I'll describe here a construction of the triangle: you could possibly use it to obtain the equation of the locus.

Let $AB$ be the base of the triangle (containing point $P=(\alpha,\beta)$) and $C$ its third vertex. Notice that the angle $\psi$ between the perpendicular bisectors of $AC$ and $BC$ (red and blue dashed lines in the diagram) is the same as $\angle ACB$ and also the same as $\angle AOQ$, where $OQ$ is the perpendicular bisector of base $AB$ and $O$ the circumcenter of triangle $ABC$.

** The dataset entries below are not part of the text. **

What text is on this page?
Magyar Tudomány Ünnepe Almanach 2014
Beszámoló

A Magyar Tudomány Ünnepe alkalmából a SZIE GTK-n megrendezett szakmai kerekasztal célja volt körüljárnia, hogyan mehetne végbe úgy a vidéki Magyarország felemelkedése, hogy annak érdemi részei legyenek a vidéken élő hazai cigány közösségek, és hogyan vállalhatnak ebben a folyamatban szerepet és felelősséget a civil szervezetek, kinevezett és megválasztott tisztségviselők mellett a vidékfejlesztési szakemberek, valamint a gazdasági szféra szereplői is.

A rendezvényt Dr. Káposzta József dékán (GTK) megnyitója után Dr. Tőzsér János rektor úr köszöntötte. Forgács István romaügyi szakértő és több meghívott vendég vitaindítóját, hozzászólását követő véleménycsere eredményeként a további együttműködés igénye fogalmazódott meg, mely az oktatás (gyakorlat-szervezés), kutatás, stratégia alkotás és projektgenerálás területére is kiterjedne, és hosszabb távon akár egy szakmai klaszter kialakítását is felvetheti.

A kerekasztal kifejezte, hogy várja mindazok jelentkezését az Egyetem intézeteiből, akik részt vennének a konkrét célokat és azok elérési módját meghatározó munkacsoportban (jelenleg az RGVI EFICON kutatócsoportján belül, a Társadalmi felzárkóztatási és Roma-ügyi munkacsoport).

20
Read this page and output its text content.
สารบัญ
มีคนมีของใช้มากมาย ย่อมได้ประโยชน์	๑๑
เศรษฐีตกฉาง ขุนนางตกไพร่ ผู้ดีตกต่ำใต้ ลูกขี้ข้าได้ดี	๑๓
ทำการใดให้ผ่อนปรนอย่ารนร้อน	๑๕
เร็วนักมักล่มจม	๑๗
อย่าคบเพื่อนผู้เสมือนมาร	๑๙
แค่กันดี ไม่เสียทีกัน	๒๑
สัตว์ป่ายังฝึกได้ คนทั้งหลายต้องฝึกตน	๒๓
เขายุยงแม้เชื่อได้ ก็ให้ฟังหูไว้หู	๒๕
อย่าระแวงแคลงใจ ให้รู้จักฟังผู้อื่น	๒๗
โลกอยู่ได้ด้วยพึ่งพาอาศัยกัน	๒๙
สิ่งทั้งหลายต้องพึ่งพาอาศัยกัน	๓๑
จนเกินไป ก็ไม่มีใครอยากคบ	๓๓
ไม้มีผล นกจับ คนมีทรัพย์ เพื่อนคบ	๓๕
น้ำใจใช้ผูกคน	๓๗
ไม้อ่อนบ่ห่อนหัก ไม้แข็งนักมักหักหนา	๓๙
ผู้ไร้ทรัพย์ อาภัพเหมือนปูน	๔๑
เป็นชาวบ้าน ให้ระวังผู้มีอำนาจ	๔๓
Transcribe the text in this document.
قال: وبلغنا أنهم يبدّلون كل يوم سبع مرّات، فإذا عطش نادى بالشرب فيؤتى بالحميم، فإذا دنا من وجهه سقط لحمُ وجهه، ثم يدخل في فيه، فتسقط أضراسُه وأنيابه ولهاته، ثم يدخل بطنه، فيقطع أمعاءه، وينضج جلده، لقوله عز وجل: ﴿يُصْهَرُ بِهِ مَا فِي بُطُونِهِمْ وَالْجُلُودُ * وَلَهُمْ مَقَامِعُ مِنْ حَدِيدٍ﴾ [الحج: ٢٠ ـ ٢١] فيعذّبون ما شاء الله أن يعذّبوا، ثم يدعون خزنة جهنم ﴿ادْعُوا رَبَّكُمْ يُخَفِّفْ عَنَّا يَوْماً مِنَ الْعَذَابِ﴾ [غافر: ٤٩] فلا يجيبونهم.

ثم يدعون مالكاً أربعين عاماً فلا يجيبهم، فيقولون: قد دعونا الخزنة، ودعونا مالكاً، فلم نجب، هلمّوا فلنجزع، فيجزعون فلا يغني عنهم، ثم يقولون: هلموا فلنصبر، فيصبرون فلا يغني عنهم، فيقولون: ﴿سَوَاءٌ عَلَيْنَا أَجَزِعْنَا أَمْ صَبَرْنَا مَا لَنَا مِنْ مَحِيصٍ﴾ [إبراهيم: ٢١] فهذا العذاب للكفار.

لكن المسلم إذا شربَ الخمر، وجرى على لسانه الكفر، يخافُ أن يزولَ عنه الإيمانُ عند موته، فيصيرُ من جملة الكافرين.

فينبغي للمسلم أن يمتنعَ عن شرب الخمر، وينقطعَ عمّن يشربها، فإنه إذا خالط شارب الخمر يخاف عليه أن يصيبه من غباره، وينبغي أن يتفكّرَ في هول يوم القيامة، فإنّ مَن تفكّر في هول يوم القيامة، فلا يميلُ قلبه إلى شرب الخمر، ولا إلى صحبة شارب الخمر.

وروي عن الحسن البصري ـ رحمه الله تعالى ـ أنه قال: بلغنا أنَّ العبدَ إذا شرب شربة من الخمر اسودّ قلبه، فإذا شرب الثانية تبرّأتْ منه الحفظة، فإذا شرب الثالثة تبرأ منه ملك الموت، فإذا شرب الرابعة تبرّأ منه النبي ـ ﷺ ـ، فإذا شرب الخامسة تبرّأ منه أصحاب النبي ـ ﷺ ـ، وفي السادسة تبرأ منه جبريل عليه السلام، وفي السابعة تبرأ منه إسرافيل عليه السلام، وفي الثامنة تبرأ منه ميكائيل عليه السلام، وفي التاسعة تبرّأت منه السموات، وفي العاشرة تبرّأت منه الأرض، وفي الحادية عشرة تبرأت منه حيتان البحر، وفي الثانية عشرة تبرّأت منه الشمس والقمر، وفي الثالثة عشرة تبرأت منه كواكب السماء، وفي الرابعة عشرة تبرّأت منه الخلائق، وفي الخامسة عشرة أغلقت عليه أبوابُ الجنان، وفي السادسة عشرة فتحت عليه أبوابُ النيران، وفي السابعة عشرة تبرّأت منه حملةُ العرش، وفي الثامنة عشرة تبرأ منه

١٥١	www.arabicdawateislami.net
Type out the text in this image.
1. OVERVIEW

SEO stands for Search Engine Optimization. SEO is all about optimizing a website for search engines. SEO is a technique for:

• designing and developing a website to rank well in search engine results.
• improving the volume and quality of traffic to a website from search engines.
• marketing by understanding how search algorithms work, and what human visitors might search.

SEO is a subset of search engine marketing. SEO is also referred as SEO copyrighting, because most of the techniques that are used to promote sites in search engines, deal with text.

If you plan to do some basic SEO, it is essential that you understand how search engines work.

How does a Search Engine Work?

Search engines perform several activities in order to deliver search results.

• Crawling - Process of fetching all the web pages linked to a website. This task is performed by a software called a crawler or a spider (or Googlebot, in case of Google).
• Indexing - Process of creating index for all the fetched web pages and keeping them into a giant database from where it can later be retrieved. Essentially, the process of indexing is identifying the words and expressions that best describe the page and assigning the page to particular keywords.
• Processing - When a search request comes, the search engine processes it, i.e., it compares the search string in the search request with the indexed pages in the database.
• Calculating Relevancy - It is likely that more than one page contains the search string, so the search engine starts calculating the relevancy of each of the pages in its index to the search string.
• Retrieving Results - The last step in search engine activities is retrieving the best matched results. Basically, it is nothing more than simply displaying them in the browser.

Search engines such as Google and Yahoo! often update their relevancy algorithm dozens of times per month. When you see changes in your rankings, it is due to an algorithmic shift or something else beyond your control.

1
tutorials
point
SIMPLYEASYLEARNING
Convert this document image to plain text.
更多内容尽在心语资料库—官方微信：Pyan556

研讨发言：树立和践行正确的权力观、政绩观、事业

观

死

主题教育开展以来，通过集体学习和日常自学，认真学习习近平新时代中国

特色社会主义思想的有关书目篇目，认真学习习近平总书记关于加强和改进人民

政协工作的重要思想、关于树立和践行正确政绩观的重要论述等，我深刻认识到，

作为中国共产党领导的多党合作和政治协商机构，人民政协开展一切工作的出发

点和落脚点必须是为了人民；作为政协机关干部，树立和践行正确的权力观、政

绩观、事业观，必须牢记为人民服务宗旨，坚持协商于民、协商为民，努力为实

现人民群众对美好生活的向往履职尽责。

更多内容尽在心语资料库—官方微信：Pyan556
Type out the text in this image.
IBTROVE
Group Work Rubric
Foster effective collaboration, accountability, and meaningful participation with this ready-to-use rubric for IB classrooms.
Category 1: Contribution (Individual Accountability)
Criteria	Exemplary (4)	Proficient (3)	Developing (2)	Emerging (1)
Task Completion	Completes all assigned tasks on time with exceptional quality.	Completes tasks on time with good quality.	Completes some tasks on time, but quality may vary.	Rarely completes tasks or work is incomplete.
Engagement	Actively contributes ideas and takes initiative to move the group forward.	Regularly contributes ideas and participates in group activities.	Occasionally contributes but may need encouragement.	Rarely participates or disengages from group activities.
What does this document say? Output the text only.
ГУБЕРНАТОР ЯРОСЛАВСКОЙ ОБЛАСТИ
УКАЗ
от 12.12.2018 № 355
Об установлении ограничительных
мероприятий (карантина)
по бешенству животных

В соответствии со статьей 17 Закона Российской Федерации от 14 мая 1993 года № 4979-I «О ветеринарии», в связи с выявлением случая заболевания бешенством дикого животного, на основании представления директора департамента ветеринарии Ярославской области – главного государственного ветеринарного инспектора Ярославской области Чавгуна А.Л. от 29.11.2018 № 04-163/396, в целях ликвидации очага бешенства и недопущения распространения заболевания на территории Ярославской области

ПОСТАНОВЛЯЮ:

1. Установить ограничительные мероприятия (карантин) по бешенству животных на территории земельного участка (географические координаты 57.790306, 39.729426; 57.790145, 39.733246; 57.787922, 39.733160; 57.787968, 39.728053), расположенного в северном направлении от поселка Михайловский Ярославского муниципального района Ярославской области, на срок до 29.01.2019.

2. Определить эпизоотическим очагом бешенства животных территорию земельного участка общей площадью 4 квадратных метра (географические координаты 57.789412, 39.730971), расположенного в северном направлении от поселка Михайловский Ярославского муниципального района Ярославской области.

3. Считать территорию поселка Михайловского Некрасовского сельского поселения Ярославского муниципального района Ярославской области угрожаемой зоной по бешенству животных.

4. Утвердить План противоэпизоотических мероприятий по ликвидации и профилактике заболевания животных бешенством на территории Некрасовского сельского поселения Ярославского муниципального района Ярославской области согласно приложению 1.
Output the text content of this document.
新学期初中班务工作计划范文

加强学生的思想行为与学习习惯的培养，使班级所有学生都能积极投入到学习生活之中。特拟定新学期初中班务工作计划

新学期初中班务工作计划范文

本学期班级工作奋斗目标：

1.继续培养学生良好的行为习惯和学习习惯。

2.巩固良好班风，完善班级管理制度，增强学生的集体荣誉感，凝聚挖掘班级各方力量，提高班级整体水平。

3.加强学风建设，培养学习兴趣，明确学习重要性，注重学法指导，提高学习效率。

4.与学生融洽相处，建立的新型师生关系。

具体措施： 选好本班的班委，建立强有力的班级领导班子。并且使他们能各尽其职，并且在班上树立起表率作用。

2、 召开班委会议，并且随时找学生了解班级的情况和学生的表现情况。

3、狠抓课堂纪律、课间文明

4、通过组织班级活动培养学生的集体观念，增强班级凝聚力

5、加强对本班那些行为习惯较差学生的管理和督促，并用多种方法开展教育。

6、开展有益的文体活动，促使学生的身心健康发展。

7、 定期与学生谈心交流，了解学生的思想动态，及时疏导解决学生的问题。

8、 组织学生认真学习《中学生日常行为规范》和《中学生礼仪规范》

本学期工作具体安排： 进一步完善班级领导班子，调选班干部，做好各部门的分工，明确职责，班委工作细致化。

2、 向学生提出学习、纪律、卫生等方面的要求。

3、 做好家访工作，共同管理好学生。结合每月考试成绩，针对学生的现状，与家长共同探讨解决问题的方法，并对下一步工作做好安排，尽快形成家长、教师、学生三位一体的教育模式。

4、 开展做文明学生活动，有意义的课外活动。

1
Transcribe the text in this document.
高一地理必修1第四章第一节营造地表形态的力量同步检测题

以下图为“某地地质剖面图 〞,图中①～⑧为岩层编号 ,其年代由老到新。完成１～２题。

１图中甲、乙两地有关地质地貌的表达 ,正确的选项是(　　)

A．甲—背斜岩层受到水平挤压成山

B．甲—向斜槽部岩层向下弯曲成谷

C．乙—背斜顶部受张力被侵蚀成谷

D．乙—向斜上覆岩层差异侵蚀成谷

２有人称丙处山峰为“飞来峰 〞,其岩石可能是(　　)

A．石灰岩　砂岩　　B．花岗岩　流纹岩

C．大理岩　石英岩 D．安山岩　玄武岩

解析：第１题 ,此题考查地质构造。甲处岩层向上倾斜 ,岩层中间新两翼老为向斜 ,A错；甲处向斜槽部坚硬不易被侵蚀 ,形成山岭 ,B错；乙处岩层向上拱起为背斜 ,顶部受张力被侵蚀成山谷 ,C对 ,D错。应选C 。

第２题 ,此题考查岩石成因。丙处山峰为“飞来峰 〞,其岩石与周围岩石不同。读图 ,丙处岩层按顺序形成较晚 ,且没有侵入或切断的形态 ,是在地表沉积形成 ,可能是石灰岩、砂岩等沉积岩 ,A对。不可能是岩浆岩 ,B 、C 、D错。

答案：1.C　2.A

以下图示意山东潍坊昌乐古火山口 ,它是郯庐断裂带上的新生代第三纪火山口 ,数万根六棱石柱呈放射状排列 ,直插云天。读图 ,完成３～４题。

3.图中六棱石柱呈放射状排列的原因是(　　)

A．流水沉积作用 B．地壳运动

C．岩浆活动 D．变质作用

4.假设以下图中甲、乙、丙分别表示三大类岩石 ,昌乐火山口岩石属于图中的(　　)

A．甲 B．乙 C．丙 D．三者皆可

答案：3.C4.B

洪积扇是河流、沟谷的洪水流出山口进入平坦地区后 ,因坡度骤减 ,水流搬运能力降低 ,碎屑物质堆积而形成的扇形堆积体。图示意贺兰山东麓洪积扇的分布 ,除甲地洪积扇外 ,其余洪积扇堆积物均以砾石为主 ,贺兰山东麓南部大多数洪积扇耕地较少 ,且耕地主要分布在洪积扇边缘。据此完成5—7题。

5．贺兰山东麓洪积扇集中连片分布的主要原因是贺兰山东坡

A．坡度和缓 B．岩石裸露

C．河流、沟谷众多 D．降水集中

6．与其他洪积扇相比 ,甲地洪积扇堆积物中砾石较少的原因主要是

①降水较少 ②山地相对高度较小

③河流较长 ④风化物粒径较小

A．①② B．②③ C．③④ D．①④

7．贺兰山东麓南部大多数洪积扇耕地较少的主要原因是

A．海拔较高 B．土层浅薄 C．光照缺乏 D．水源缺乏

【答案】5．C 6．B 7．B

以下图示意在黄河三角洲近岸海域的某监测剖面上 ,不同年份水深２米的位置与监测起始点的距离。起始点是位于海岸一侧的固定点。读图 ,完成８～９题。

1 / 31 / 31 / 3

To construct the triangle, choose then line $OQ$ at will and draw $OQ'$ such that $\angle QOQ'=\psi$. Drop from $P$ the perpendicular to line $OQ$, which will meet line $OQ'$ at $A$. Reflect then $A$ about $OQ$ to get $B$, and reflect either $A$ or $B$ about one of the perpendicular bisectors to get $C$.

As line $OQ$ varies, point $C$ varies too and its locus is indeed a circle (purple circle below).